On 31 May 2009, a blue plaque commemorating Sir Douglas was unveiled at 5 Petersham Mews, Royal Borough of Kensington and Chelsea, SW7, where Bader lived for almost 30 years, between 1955 until his death in 1982. Joining the celebration was Sir Richard Branson, a friend of the Bader family and an original supporter of the work of the Douglas Bader Foundation.
Sir Richard Branson said:
“I was very fortunate to have known Douglas Bader as a child since my Aunt Clare was perhaps his best friend. He used to sit on the lawn and tell us stories of how he’d escaped on so many occasions from prisoner of war camps in Germany until the Nazis finally confiscated his legs. Being a 7 year old 'Nasty' myself, I used to run off with his legs to hide them only to find out that he could use his arms just as well as his legs and I never got far! His spirit of adventure had an enormous influence in my life as he had on millions of others. He literally reached for the sky.”

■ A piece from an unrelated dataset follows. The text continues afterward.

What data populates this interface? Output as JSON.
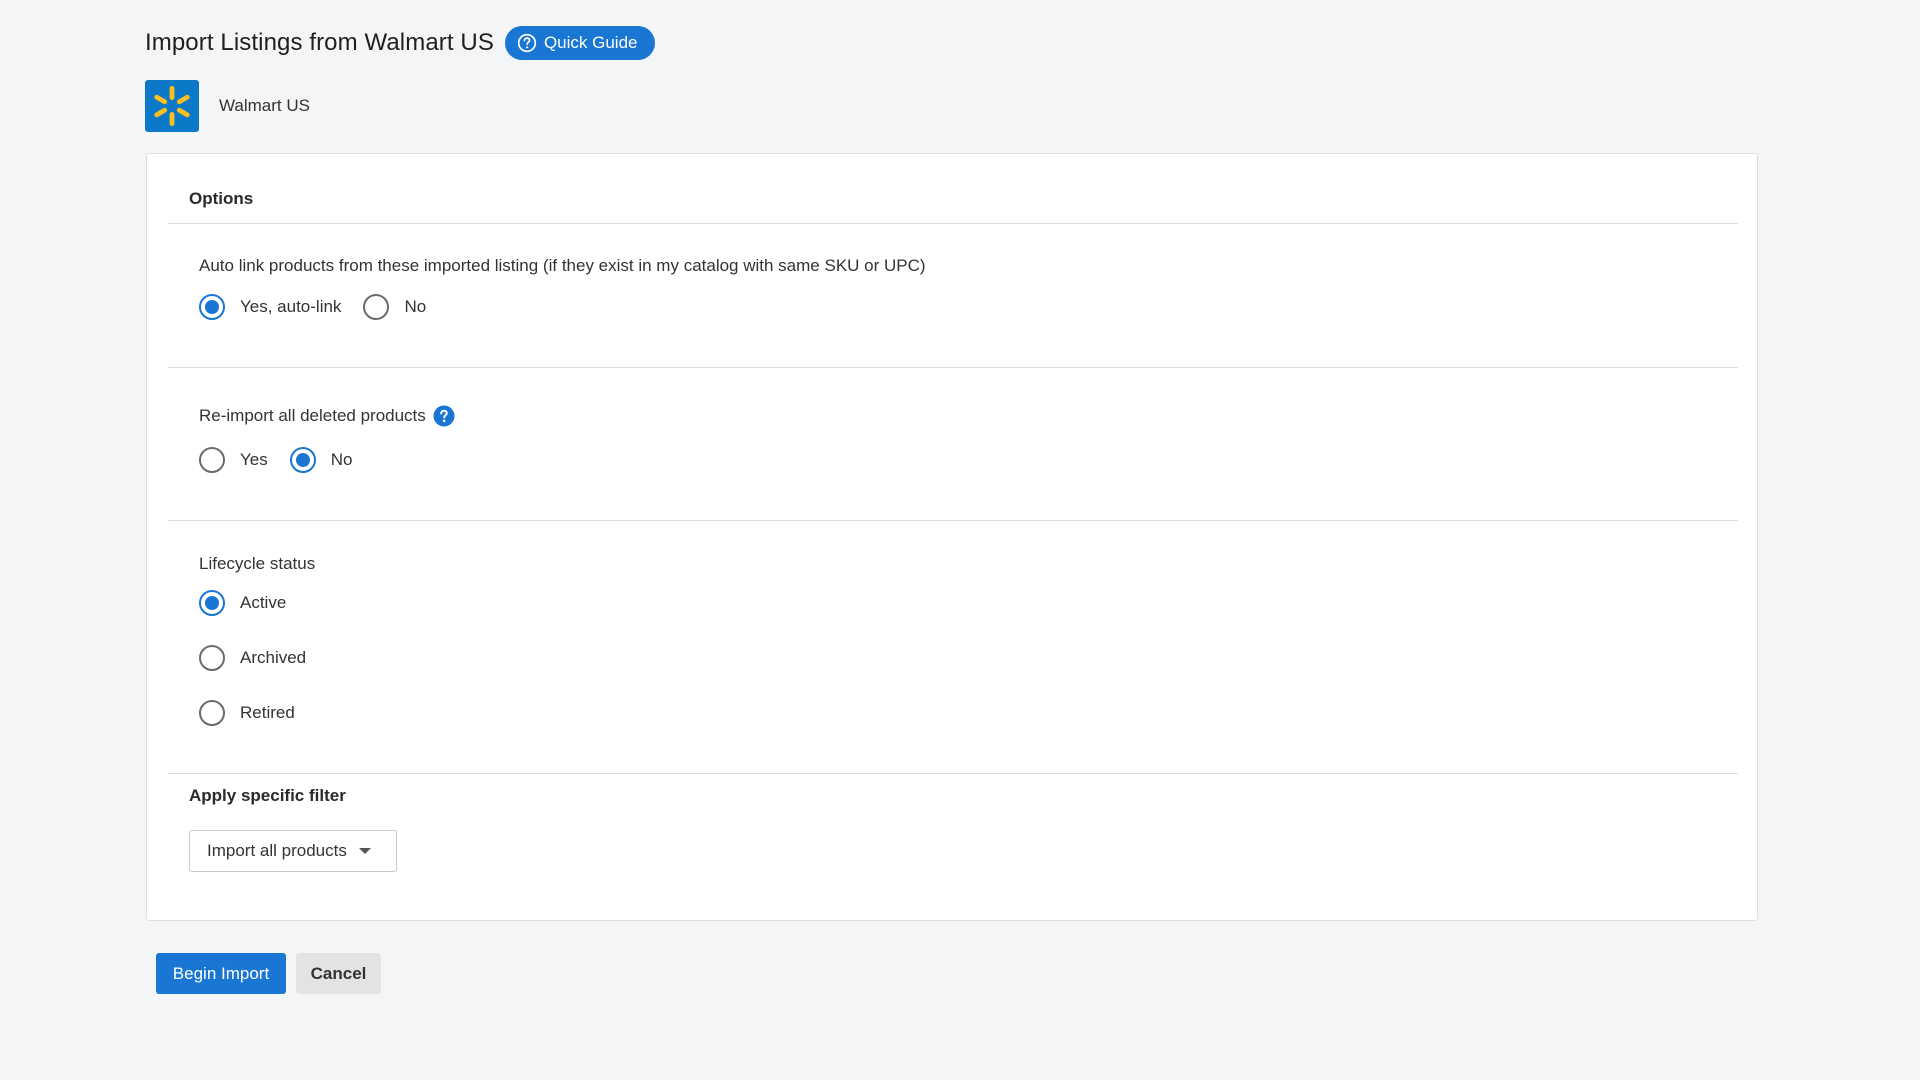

David Bickers, Bader’s son-in-law, Chairman and one of the original founders of the Douglas Bader Foundation, said:
“Douglas was a wonderful step-father, father-in-law and grandfather, resulting in many memorable times at Petersham Mews. His death caused a great hole in our lives and creating the Douglas Bader Foundation has enabled us to continue in his memory his inspiration - providing a wide range of support initiatives and information to the limb loss community.”